The money meant he could finally get a more comfortable apartment, and budgeting his spending to a thousand dollars a month allowed him to take the next two years off to write a novel. Start from scratch. Begin again.

He moved into a quiet, clean, two-bedroom apartment on Gower Street, five-fifty a month, heat and light included. That left him with four hundred and fifty dollars a month for food and alcohol,
to fuel the writing
. He used one bedroom as an office, and loved the old fireplace in there, the exposed brick along the entire wall.

Above the toilet in the bathroom, there was what looked like a door to an attic. Within two weeks he had to satisfy his curiosity and open the latch. He dragged a chair into the bathroom, climbed it like a ladder, opened the door, and braced himself for a hailstorm of insulation and mouse droppings. But it wasn't an attic. The latch opened to the roof: a black sky, some stars, barely shining behind black clouds, and the glow of the moon spilling across it all from the left. He crawled up and took wary footsteps, afraid the roof would cave in and swallow him whole.

A previous tenant had built a make-shift patio up there, with a table and two wooden lawn chairs, all painted blood red. It became his new writing nook, and all September long he watched huge cruise ships squeeze into the harbour through two walls of rock locally dubbed The Narrows. Every time a cruise ship left the harbour,Owen thought of all the places he could've gone, of all the different people he could've been. Each alter ego budding a new story to write.

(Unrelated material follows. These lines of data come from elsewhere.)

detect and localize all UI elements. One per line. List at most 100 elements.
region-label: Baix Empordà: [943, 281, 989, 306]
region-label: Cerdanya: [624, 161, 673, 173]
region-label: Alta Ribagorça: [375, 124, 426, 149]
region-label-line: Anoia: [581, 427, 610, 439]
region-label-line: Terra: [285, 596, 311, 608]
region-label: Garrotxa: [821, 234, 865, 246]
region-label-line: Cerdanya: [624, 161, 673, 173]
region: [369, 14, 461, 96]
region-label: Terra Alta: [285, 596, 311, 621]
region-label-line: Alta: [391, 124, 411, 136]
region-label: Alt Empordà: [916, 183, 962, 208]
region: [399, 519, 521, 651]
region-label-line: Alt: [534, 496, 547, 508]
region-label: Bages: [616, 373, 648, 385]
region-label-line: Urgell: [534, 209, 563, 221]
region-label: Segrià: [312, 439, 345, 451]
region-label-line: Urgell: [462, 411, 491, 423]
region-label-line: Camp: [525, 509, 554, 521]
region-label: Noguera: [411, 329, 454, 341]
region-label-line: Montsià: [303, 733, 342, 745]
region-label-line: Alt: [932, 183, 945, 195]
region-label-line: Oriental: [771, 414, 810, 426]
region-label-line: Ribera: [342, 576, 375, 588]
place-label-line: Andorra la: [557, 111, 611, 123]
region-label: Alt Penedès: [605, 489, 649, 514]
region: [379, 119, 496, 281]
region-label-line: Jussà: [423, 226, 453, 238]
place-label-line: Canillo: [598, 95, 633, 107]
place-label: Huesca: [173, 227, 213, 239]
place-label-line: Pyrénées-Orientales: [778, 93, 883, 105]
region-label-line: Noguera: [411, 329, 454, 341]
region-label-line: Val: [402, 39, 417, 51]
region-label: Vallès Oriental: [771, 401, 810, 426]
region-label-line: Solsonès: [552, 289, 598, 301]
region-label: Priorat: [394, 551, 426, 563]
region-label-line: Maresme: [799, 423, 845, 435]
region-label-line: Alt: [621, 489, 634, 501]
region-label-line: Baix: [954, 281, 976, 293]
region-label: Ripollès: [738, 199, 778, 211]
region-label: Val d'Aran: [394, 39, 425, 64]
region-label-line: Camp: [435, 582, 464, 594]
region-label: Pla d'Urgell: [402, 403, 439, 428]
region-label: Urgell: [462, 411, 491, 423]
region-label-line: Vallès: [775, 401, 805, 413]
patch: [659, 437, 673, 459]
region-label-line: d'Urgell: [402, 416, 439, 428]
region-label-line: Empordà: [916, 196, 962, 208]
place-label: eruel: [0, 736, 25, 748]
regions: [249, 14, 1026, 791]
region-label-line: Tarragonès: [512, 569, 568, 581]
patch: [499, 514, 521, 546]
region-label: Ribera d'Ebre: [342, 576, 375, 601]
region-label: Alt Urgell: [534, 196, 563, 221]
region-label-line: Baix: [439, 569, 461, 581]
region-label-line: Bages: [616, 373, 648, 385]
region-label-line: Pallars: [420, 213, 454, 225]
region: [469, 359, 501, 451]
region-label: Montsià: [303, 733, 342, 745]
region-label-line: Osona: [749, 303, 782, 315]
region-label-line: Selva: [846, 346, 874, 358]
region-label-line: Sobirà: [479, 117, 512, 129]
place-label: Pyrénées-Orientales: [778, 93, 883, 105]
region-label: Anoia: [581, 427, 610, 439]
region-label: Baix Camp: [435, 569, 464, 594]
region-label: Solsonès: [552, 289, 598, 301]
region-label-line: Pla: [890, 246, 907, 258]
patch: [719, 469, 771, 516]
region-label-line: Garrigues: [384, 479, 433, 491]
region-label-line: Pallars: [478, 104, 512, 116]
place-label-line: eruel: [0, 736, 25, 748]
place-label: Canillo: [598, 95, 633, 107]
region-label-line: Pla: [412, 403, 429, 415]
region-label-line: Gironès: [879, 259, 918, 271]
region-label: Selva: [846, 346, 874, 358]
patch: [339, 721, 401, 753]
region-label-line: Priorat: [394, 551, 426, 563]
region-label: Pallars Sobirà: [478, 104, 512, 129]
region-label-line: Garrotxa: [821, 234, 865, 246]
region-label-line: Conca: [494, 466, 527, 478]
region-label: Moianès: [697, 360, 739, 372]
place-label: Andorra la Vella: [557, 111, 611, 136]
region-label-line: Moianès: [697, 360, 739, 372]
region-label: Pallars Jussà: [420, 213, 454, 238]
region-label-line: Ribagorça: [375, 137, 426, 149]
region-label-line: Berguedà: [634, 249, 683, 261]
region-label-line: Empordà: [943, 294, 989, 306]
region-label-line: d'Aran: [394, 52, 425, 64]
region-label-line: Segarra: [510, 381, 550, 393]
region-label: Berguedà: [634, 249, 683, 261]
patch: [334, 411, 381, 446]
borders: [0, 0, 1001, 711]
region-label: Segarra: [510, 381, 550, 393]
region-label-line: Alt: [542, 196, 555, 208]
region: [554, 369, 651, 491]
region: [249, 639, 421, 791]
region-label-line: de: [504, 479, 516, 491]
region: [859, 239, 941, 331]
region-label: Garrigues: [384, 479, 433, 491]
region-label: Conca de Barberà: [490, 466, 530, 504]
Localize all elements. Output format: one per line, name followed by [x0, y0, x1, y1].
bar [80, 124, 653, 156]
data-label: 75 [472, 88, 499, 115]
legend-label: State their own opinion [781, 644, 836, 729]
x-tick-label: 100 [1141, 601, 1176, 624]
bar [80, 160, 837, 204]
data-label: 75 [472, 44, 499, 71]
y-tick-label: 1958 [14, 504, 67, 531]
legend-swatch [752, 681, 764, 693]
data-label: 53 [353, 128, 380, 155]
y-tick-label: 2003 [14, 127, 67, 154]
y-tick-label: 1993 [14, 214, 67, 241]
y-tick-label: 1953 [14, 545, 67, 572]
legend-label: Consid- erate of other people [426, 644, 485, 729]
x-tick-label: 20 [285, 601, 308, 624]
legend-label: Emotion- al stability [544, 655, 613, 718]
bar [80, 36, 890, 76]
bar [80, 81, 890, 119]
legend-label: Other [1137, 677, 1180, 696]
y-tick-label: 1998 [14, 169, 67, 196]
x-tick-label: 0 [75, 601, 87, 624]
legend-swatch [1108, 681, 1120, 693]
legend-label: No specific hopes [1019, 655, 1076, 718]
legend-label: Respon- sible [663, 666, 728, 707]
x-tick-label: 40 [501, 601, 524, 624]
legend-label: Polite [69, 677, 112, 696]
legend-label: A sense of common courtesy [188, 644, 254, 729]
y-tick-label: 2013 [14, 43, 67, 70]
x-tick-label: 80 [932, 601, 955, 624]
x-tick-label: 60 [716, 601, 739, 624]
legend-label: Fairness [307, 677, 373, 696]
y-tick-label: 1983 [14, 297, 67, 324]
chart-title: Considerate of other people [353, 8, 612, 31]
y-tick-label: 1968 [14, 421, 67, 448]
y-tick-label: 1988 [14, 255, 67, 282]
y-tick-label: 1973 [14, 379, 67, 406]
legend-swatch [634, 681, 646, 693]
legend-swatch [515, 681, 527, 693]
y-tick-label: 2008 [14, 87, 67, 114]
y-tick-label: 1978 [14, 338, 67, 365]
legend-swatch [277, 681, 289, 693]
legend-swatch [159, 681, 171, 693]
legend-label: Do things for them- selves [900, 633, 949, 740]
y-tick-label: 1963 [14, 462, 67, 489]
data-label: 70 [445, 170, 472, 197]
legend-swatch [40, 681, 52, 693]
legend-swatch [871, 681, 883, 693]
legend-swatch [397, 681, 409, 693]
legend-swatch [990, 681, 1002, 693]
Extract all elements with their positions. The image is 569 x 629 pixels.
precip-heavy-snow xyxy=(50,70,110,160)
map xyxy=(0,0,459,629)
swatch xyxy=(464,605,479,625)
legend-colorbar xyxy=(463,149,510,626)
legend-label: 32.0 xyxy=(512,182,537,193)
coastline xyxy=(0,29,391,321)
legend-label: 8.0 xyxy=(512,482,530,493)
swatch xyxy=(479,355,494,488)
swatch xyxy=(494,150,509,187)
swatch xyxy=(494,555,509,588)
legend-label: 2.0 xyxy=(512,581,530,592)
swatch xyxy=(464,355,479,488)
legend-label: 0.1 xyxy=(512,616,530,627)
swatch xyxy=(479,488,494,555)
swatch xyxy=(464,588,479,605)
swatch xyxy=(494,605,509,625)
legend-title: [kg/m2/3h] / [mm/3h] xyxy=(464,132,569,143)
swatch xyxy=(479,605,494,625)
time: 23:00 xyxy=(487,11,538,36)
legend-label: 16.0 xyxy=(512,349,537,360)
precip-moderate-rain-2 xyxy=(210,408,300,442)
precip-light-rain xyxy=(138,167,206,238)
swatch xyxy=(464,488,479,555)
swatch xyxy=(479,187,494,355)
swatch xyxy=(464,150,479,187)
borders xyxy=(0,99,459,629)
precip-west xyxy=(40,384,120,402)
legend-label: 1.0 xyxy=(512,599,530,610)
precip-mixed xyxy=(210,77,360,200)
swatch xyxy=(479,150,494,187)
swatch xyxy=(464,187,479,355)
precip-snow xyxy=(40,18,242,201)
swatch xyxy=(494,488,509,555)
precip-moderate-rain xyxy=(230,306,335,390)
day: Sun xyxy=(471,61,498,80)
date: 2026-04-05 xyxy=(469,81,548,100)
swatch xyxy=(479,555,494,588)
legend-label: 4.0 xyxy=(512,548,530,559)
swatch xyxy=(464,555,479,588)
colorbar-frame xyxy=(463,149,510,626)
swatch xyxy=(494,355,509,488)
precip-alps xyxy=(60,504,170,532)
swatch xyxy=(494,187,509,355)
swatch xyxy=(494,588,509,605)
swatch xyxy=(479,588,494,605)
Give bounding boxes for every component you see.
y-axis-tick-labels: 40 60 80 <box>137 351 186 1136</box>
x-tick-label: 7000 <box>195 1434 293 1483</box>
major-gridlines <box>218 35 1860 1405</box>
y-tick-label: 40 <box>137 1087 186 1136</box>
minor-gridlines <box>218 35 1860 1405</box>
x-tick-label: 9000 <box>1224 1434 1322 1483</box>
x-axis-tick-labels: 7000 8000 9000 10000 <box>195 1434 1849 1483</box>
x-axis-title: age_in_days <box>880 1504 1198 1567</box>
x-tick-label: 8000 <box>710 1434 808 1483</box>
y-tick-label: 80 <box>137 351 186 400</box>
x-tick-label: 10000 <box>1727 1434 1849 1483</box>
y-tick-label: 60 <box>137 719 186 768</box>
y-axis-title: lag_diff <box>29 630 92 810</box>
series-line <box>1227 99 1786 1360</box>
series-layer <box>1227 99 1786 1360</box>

When he was younger, but old enough to have conversations with his father, Roger had made him promise that the two of them would take an Alaskan cruise on his fiftieth birthday. His father was always fascinated by the North, by snow and icebergs, how they could
stop us invincible humans dead in our tracks.
The sheer age and immovable nature of glaciers and icebergs, he said, reminded him of
how short-lived and insignificant we humans are in the grand scale of things.